Nias Papatie (left) and his family. He was the first chief of Lac Simon until the late 1930s, when families lived scattered along the lake.


The Indian Act created the chief system because the federal government wanted to speak with a single representative. Nias Papatie was the first chief of Lac Simon: he was the one who brought the first families together. It is said that he remained chief until he was over 80 years old! Jean Papatie was the last hereditary chief. He was also the first chief to be elected in 1971 under the Indian Act. Enacted in 1876 and still in places, this infantilizing law regulates a wide range of aspects of their life and structures the organization of their community. In regards to this law, the Anicinabek are considered minors.

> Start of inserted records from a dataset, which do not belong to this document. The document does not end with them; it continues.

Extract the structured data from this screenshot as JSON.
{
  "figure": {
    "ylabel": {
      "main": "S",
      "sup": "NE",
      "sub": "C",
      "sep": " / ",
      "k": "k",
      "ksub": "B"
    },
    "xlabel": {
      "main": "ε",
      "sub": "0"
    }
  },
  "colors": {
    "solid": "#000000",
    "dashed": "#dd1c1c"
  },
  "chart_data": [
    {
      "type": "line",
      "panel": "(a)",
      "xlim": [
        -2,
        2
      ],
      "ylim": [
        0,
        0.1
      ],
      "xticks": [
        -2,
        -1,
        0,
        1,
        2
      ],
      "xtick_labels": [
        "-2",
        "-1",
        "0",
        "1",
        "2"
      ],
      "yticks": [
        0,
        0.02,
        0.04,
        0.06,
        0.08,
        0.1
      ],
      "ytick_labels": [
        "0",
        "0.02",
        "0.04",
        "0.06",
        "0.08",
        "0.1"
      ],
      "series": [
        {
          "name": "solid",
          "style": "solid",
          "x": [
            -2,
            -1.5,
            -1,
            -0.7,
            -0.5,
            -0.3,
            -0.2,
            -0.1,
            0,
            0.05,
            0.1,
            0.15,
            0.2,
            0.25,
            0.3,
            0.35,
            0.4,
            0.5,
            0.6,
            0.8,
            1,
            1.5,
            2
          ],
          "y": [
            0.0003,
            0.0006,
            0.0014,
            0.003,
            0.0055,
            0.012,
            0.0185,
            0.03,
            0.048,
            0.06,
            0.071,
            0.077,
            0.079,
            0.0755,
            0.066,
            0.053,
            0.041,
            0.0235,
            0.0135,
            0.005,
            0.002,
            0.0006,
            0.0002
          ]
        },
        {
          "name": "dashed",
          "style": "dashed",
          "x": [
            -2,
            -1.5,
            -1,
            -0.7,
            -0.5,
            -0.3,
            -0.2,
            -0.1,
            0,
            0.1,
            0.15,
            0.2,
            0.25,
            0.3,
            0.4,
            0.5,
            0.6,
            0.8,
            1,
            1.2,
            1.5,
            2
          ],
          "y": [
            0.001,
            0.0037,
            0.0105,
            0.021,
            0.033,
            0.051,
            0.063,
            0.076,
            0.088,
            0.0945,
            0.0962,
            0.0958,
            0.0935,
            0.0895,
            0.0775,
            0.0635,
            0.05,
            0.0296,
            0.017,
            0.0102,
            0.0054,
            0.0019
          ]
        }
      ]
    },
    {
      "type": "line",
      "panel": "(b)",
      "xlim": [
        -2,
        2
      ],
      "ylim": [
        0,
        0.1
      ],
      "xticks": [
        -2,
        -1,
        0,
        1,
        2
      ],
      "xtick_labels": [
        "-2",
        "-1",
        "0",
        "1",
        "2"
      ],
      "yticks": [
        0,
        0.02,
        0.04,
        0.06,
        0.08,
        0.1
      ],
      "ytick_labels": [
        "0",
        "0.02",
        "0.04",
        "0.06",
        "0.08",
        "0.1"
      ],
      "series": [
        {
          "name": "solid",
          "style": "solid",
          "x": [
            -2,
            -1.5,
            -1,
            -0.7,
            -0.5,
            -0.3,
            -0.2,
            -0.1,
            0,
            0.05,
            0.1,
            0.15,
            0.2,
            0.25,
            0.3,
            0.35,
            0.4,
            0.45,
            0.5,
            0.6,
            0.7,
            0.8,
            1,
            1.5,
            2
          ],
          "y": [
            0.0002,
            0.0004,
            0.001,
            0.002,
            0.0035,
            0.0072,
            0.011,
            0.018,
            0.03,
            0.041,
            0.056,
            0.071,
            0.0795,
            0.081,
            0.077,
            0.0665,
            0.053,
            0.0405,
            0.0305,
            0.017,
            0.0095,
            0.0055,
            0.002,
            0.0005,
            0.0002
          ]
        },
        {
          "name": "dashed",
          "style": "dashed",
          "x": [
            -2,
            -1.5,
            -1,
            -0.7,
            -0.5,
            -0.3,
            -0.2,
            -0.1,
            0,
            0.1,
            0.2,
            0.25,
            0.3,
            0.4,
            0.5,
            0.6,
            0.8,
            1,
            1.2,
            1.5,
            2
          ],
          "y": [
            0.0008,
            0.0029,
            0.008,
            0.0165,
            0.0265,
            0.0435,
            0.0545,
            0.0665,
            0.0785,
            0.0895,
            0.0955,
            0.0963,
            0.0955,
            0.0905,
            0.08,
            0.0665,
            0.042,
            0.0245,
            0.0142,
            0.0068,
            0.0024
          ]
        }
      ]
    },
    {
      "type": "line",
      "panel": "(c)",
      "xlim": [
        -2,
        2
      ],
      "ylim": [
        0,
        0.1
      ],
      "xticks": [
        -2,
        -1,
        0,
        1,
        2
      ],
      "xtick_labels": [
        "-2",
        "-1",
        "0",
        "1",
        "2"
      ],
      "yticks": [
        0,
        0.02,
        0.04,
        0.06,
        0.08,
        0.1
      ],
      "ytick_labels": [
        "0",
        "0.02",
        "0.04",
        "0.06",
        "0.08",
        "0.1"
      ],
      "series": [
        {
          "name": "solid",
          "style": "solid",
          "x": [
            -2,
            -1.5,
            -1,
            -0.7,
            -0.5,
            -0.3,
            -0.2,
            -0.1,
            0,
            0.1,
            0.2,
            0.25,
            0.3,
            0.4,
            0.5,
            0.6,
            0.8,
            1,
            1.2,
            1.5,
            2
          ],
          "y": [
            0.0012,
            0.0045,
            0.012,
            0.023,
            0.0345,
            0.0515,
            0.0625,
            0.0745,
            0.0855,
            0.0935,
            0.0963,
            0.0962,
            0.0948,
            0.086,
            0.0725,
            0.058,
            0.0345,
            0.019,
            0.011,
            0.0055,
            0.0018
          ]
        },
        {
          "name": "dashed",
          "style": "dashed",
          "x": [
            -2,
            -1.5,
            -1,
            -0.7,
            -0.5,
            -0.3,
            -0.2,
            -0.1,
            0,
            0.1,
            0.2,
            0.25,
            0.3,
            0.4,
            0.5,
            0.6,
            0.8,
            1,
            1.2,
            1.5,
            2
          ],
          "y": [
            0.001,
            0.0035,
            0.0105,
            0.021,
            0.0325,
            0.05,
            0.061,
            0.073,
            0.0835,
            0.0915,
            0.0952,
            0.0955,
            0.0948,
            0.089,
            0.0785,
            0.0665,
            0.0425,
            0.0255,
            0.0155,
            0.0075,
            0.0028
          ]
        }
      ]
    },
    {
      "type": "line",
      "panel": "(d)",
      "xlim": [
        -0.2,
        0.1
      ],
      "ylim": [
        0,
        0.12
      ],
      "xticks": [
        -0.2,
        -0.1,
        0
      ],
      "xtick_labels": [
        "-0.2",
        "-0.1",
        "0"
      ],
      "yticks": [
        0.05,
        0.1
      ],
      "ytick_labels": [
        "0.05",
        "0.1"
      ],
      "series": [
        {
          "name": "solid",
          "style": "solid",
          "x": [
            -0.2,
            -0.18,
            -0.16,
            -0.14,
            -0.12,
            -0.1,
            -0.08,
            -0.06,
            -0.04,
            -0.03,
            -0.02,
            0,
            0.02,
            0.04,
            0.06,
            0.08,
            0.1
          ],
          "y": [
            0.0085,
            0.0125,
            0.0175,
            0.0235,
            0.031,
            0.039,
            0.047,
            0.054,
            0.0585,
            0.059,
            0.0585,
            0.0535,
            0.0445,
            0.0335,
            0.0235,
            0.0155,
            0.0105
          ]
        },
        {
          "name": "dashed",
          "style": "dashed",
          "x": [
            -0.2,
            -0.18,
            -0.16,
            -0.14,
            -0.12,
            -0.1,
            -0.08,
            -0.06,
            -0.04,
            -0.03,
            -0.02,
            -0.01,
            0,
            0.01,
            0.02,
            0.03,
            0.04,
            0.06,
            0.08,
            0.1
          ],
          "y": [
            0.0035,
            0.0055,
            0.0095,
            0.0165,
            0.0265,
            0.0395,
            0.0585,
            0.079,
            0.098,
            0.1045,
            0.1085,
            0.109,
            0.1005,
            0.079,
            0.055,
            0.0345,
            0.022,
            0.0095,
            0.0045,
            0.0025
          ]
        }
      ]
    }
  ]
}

Over the years, the Chiefs played an important role in defending the rights of our community, negotiating the relocation of the band up the coast in the 1960s and establishing the school in Lac Simon in the 1970s.


Close-up portrait of a former Lac Simon chief. He is wearing a hat, shirt, tie and jacket. Black and white picture.

Joe Kisik, acting Chief in the late 1950s, early 1960s


Jean P. tells us that: “Big George” was the chief back then. When the Indian Affairs officials proposed to build apartment blocks on the new site (upper hill), he responded: “When I go to my camp, to my territory, I have my house. My father has his house. My brother has his house. We don’t stay in the same house all the time. Sometimes we have a bit of distance. Sometimes we stand in a different place. That’s what I want to have: a house of my own, another house for other people.”


Portrait of a former chief of Lac Simon. Dressed in a suit and tie, he stands in his kitchen. Picture in color.

Jean Papatie, former chief


Today, the Chief acts as an administrator and politician and represents all community members.